Briar’s mom, Alix, has an interesting backstory that is slowly revealed as we get to know her. Then Alix invites Emira to bring her boyfriend and come for Thanksgiving dinner. Alix’s friends from NYC will be there, lots of people, kids, food, but that is where everything in the story comes to a head.
Several twists in this story really make it move, so it is a quick read. But more importantly, it is a thought-provoking read. Themes of racism and class are diffused through the book, with cringe-worthy moments and some humor as well. This is a book that will stay with me for a while, there is a lot to think about. An excellent debut worthy of all the praise that has been heaped upon it. I’m just piling on here.

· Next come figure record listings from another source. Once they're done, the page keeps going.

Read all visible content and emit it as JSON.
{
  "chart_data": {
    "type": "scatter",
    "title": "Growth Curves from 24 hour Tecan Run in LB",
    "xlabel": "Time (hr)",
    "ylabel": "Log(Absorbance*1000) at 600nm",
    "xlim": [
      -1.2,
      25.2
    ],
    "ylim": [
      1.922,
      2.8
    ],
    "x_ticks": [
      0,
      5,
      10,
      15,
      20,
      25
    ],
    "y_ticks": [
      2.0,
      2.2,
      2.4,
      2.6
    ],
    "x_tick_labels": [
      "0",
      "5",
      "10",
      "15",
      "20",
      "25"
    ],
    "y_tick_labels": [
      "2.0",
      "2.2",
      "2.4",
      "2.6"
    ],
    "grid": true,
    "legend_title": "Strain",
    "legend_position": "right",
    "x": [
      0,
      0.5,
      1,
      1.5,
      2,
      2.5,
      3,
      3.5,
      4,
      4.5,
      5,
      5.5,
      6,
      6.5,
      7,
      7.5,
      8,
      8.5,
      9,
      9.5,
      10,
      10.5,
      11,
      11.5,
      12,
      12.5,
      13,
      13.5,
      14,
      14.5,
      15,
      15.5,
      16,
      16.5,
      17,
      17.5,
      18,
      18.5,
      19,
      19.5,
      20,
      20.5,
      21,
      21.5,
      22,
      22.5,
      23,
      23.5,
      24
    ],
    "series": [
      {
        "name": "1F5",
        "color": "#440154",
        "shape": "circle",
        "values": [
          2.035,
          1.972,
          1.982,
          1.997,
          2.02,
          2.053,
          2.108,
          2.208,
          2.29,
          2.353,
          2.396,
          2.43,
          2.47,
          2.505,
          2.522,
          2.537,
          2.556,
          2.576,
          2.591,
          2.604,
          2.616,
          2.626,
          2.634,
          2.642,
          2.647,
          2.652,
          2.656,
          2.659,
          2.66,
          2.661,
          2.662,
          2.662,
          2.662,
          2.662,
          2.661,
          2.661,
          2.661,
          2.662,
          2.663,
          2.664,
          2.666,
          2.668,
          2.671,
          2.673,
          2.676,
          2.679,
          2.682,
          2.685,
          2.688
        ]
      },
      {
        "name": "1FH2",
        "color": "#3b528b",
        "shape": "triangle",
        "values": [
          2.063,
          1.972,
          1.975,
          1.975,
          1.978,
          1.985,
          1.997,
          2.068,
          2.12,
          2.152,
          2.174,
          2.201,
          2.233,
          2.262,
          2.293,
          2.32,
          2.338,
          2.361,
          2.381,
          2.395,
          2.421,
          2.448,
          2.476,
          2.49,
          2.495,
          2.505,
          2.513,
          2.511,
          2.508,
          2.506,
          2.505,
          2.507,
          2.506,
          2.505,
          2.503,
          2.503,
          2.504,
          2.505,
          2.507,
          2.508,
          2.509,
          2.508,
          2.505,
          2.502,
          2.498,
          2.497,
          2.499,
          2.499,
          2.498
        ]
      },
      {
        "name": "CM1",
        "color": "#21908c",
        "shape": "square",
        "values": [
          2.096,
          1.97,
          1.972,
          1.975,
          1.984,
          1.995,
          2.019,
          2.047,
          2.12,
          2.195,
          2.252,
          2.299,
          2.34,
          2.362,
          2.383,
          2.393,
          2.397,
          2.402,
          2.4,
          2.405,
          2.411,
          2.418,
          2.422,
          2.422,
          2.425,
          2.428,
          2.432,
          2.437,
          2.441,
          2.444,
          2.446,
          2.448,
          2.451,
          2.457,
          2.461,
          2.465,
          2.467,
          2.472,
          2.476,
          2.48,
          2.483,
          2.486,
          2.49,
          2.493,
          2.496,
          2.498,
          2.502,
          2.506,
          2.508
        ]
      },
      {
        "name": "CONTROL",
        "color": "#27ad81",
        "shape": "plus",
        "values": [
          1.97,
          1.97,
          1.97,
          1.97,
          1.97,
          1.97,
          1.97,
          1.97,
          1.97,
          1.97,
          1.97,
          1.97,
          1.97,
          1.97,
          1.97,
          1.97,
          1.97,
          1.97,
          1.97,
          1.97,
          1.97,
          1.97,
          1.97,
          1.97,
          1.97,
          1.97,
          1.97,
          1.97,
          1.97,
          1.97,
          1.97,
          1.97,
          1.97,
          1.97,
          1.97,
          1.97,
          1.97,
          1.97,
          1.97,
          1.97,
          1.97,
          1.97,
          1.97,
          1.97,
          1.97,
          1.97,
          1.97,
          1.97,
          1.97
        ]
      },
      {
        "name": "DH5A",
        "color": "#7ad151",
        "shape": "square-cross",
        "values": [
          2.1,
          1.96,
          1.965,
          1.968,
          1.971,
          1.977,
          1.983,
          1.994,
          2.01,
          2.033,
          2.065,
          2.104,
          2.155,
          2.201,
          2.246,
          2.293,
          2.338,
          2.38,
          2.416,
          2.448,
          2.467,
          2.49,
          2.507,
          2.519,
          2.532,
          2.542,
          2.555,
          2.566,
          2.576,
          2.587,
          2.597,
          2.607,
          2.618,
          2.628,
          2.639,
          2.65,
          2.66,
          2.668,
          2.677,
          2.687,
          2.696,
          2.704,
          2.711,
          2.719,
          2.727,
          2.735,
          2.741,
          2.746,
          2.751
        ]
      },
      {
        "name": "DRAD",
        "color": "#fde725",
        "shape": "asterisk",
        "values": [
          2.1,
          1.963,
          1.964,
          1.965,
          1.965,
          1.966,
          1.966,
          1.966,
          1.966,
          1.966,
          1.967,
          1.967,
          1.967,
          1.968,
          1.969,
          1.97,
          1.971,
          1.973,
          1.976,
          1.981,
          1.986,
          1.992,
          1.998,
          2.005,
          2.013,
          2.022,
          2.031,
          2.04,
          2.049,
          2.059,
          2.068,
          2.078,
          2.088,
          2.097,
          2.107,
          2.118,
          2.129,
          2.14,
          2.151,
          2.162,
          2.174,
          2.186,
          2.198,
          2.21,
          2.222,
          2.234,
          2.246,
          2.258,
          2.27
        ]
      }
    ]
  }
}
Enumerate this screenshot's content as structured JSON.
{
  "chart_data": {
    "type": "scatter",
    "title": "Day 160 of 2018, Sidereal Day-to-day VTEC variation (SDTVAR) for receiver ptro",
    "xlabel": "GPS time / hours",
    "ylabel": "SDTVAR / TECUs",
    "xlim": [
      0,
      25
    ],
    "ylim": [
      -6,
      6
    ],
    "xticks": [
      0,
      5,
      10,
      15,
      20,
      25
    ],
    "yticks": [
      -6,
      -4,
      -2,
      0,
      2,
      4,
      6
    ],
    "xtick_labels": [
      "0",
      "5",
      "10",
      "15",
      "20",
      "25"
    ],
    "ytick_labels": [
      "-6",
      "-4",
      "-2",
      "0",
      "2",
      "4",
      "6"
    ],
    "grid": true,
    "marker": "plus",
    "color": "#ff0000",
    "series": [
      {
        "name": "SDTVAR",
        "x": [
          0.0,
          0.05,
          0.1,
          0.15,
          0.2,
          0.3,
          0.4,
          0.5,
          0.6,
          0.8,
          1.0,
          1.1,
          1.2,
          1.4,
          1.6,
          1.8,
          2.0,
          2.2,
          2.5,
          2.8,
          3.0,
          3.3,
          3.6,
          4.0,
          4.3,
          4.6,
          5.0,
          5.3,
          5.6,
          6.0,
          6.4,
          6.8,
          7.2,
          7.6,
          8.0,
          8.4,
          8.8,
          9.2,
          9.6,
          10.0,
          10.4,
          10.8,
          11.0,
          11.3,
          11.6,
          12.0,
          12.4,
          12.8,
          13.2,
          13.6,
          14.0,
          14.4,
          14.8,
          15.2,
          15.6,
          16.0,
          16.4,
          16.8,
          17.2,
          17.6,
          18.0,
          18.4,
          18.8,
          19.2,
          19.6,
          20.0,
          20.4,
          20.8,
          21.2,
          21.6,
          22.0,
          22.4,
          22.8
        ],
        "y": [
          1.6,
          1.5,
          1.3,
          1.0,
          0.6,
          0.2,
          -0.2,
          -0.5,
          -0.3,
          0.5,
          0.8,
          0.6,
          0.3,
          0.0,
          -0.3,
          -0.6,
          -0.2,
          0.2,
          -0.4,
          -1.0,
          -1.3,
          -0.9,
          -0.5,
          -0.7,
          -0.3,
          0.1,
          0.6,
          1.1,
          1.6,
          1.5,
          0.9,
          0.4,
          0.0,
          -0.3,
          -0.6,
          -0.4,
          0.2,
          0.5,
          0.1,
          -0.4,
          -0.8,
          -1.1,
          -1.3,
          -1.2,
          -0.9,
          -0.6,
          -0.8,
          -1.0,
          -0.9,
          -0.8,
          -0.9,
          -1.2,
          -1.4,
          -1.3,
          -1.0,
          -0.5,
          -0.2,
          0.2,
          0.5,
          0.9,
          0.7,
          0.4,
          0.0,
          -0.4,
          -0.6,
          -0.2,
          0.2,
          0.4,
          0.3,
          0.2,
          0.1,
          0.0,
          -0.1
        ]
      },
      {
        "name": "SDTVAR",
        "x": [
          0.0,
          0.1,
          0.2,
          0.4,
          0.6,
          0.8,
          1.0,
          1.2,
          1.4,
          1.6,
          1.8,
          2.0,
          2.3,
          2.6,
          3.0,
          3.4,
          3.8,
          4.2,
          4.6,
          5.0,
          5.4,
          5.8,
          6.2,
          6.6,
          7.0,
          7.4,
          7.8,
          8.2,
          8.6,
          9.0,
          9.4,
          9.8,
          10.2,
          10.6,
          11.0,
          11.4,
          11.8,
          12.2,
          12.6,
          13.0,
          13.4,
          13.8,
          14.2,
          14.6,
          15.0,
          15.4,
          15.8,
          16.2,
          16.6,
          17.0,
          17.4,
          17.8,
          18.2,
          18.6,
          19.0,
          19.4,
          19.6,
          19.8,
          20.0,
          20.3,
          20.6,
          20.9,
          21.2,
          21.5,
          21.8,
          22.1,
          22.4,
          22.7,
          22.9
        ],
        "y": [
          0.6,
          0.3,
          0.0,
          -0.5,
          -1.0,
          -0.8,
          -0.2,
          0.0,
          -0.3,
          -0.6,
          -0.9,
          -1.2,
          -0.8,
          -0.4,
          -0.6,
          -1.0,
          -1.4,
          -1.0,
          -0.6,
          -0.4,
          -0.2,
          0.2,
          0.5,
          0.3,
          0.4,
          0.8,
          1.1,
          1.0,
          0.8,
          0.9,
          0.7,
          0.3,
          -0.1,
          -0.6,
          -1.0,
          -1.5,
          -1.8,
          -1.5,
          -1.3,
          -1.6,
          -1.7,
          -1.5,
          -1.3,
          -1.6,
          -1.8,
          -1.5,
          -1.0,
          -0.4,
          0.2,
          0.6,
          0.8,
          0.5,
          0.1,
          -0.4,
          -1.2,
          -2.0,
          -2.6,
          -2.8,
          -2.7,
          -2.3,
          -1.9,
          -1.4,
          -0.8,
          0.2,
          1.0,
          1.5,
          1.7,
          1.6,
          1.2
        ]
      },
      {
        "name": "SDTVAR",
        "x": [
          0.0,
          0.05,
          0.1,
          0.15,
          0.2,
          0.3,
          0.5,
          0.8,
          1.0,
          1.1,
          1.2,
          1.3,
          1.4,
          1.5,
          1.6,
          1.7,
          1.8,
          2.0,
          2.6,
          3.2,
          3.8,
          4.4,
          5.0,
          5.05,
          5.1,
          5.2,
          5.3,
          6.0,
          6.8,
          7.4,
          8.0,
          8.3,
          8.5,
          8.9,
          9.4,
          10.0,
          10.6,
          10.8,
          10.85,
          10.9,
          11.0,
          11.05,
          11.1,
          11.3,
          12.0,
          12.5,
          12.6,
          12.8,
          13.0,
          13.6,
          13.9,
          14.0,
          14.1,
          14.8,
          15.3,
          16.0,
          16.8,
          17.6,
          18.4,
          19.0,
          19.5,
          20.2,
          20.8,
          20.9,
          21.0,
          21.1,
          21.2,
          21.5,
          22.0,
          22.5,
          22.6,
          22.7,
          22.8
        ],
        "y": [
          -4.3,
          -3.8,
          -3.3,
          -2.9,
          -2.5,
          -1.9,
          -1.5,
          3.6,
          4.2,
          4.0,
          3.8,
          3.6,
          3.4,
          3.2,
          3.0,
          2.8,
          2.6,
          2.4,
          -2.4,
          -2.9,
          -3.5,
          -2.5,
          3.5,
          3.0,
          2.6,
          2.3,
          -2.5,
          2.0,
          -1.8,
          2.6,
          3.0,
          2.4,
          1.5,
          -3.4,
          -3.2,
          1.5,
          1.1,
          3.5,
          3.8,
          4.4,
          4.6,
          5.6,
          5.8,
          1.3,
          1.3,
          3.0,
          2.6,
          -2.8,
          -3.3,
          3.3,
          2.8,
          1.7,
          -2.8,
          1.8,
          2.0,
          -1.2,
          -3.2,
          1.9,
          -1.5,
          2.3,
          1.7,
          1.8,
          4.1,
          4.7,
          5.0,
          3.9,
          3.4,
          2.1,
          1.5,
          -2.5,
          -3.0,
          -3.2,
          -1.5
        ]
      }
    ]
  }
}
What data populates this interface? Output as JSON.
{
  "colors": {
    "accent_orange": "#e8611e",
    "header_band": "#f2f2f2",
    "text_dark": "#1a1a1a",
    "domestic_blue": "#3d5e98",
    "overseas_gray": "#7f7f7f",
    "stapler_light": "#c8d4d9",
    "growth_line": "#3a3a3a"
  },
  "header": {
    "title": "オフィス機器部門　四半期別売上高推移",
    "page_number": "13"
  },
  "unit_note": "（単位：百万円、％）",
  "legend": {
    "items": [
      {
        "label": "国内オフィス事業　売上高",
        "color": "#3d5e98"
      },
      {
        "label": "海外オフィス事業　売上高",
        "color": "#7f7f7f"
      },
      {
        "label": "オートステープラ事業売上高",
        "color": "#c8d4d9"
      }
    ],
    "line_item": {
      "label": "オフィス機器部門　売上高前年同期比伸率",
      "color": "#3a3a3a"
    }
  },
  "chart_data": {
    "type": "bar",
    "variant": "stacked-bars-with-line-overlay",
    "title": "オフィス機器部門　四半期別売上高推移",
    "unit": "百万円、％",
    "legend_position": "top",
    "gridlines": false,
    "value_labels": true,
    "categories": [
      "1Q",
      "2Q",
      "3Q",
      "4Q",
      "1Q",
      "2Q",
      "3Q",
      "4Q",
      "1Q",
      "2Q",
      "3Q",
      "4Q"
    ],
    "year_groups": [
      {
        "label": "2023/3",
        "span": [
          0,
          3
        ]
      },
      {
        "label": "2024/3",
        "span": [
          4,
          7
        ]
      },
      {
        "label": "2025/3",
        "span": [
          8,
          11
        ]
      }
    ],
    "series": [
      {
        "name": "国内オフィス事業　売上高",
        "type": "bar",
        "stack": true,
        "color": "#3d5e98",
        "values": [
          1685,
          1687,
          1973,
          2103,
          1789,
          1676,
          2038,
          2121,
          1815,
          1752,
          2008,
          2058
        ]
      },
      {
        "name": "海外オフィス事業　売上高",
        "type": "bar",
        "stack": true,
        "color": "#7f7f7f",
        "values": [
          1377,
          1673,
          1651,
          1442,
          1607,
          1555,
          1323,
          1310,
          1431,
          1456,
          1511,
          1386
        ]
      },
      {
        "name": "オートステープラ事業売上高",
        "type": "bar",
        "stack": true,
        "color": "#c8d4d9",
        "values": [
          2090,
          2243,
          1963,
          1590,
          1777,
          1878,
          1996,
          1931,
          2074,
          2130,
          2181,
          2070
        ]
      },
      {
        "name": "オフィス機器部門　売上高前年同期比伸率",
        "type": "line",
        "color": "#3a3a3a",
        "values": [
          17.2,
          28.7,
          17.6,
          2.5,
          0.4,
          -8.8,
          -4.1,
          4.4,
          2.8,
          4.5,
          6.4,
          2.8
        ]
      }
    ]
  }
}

I’m truly not the only one who was blown away by the book:
#1 Indie Next Pick
#1 LibraryReads Pick
Amazon Best Book of December 2019
The New York Times‘ 10 Books to Watch for in January
USA Today‘s 5 Books Not to Miss
Vogue‘s Best Books of Winter
Elle‘s Best Books of 2020 So Far
Marie Claire‘s 10 Best Books of Winter 2019
Real Simple‘s Most Anticipated Books of 2020
O, The Oprah Magazine’s Best Books to Read this January
People‘s Book of the Week
Glamour‘s Best Books of 2020 (So Far)
Vulture‘s 32 Books We Can’t Wait to Read in 2020
New York Post‘s Best Books of the Week
theSkimm‘s Reads Picks
Parade‘s Most Anticipated Books of Early 2020
Good Housekeeping‘s Best Books of 2020
PopSugar‘s 22 Best Books of Winter
SheReads‘ Most Anticipated Books of 2020
Refinery29‘s 11 Books to Stay Inside With This Winter
Domino‘s What to Read This Winter
E! Online‘s Best Books of 2020
Fast Company‘s December Books to Check Out
Book Riot‘s December 2019 Book Recommendations
Chicago Review of Books‘ Best Books of December
The Millions‘ Most Anticipated of December
Kirkus Reviews’ Best Books of January
BookPage‘s Most Anticipated Fiction of 2020
Bookish‘s Best Books of December
LitReactor‘s Best Books of 2019
SUCH A FUN AGE by Kiley Reid. G.P. Putnam’s Sons; Reissue edition (December 31, 2019). ISBN 978-0525541905. 320p.